“It is like to a grain of mustard seed, which a man took, and cast into his own garden, and it grew, and became a tree, and the birds of the heaven lodged in its branches.”

Jesus then pointed out that it was like a grain of mustard seed, the smallest seed known to the farmers of Palestine. Yet when a man sowed this tiny seed it grew until it became a large bush, sometimes even up to twelve feet (four metres) high, so large that the birds, who loved the small black mustard seeds, could come and lodge in its branches (compare especially Ezekiel 17:22, where a sprig planted in Israel will grow until it is a blessing to all the world so that the birds nest in its branches; and Daniel 4:21 where the birds represented captive nations). Of all the herbs it was a phenomenon. No other herb grew like it. Thus the Kingly Rule of God would grow from small beginnings (Luke 12:32) by the spreading of the word, becoming larger and larger, and would reach out even to other than Jews as ‘the birds of the air' gathered on its branches to partake of its blessings.
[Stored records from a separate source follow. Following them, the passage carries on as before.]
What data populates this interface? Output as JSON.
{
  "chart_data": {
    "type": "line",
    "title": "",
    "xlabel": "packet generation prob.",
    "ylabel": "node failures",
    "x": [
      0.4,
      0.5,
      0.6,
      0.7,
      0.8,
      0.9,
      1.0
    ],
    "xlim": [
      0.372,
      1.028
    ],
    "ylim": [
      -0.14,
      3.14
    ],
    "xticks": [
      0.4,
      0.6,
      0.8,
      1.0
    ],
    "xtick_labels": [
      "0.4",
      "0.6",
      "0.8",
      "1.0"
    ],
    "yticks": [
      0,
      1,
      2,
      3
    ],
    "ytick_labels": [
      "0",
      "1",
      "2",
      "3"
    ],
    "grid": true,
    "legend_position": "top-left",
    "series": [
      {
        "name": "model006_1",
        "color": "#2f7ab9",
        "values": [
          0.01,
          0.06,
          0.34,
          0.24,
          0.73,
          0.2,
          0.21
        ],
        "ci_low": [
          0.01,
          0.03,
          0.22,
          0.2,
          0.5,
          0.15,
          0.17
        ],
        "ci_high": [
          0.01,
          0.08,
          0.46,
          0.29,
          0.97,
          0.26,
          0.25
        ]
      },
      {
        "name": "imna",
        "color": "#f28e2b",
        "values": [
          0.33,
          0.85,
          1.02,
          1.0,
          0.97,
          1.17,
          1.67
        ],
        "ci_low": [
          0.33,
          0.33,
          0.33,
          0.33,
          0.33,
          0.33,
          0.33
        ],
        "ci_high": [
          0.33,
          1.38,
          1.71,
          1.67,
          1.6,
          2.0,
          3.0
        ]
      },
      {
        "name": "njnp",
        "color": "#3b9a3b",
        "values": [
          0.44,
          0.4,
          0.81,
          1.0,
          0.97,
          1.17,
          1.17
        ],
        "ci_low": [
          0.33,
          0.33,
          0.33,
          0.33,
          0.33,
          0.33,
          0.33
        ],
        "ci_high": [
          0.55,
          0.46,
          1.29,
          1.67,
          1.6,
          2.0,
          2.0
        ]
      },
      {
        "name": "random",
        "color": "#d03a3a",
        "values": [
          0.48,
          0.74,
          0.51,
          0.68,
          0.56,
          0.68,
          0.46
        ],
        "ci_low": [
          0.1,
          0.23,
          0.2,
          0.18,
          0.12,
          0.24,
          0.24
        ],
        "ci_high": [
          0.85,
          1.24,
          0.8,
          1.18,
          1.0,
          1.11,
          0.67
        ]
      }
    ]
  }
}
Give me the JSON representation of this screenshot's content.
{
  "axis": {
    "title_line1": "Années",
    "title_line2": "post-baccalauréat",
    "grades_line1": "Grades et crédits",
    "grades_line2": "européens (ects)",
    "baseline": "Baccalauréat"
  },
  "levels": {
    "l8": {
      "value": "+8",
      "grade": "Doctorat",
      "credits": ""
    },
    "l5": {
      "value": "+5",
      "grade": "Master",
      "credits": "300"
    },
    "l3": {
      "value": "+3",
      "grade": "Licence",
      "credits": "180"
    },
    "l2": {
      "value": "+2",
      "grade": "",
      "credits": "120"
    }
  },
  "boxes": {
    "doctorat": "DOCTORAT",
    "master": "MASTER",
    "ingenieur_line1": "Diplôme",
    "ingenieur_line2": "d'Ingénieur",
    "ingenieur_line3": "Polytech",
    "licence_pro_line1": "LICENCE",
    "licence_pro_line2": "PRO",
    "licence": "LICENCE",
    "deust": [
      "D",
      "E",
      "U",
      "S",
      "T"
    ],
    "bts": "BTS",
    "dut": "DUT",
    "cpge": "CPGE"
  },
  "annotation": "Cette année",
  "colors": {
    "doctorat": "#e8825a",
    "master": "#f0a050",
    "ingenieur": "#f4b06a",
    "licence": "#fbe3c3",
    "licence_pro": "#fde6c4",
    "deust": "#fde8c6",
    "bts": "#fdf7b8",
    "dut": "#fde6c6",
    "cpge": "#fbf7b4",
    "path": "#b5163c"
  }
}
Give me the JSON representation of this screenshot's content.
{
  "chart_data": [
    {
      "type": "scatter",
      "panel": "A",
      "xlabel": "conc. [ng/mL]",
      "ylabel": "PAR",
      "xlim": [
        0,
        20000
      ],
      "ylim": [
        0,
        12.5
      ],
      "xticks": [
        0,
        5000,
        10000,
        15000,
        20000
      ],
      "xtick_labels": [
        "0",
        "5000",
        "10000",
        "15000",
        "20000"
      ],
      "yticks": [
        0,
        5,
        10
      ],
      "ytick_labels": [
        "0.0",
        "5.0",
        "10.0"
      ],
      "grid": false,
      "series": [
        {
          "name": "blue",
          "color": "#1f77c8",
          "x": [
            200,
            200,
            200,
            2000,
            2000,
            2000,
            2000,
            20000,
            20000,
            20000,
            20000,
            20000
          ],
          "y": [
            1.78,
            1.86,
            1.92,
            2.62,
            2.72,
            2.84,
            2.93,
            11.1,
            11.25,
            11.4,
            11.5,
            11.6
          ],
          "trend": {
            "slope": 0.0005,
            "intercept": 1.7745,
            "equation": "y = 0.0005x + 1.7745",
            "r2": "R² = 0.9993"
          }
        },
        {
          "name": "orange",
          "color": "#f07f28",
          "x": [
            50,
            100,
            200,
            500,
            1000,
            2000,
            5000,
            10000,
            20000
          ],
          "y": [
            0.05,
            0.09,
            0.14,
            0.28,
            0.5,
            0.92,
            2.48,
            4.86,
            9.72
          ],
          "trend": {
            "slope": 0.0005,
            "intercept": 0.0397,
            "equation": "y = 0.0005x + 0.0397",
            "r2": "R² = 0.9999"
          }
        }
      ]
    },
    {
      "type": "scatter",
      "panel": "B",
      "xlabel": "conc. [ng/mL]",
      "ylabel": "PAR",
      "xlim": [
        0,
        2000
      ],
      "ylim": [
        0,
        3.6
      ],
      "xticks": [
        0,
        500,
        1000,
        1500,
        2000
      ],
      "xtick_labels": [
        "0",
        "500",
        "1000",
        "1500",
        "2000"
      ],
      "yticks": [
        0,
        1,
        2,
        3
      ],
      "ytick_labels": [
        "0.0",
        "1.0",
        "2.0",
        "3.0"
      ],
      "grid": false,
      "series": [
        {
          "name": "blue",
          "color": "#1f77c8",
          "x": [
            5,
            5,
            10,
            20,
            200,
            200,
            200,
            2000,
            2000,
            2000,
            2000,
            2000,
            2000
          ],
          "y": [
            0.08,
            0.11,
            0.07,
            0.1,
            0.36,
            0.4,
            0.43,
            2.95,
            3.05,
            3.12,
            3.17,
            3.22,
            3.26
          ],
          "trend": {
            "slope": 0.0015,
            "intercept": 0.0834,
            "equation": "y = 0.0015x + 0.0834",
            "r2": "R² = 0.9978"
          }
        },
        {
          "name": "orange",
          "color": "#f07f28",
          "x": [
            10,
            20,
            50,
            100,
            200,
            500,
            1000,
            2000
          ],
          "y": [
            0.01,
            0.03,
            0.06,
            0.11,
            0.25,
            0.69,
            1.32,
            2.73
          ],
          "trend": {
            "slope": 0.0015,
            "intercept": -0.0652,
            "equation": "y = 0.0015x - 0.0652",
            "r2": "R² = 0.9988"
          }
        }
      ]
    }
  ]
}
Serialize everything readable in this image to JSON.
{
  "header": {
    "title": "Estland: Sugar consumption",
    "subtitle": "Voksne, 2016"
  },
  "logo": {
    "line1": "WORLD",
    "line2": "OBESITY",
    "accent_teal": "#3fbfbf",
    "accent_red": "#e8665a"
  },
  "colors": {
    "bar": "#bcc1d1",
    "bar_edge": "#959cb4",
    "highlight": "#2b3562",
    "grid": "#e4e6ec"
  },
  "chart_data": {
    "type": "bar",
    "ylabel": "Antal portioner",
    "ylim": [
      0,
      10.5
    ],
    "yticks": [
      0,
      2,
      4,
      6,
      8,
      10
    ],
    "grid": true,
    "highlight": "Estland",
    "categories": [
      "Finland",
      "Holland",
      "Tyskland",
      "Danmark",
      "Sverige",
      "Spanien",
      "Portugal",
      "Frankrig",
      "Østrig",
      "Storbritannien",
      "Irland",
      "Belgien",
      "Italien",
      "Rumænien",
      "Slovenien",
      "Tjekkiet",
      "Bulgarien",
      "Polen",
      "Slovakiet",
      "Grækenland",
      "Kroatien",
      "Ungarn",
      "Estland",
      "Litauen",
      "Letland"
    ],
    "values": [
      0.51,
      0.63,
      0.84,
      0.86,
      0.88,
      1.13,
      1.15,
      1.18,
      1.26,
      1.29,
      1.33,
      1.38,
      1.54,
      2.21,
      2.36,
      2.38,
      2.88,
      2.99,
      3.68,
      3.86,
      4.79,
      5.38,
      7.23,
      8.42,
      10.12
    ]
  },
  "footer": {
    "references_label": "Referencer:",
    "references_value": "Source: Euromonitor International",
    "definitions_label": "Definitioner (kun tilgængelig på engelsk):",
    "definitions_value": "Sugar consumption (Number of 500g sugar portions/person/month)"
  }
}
‘Garden.' In Matthew 13:31, in a different context, the mustard seed was sown in ‘the field', i.e. the countryside. That the latter did happen is supported in Rabbinic sources. This would suggest that in Palestine there were different agricultural approaches towards the growing of mustard ‘trees' from seeds, which is quite likely, for they were herbs. They could thus be grown in the countryside, or in gardens. There is thus no need to require a Gentile environment because of the use of ‘garden', although it is always possible that Luke is translating in accordance with the general custom of his readers in growing mustard bushes.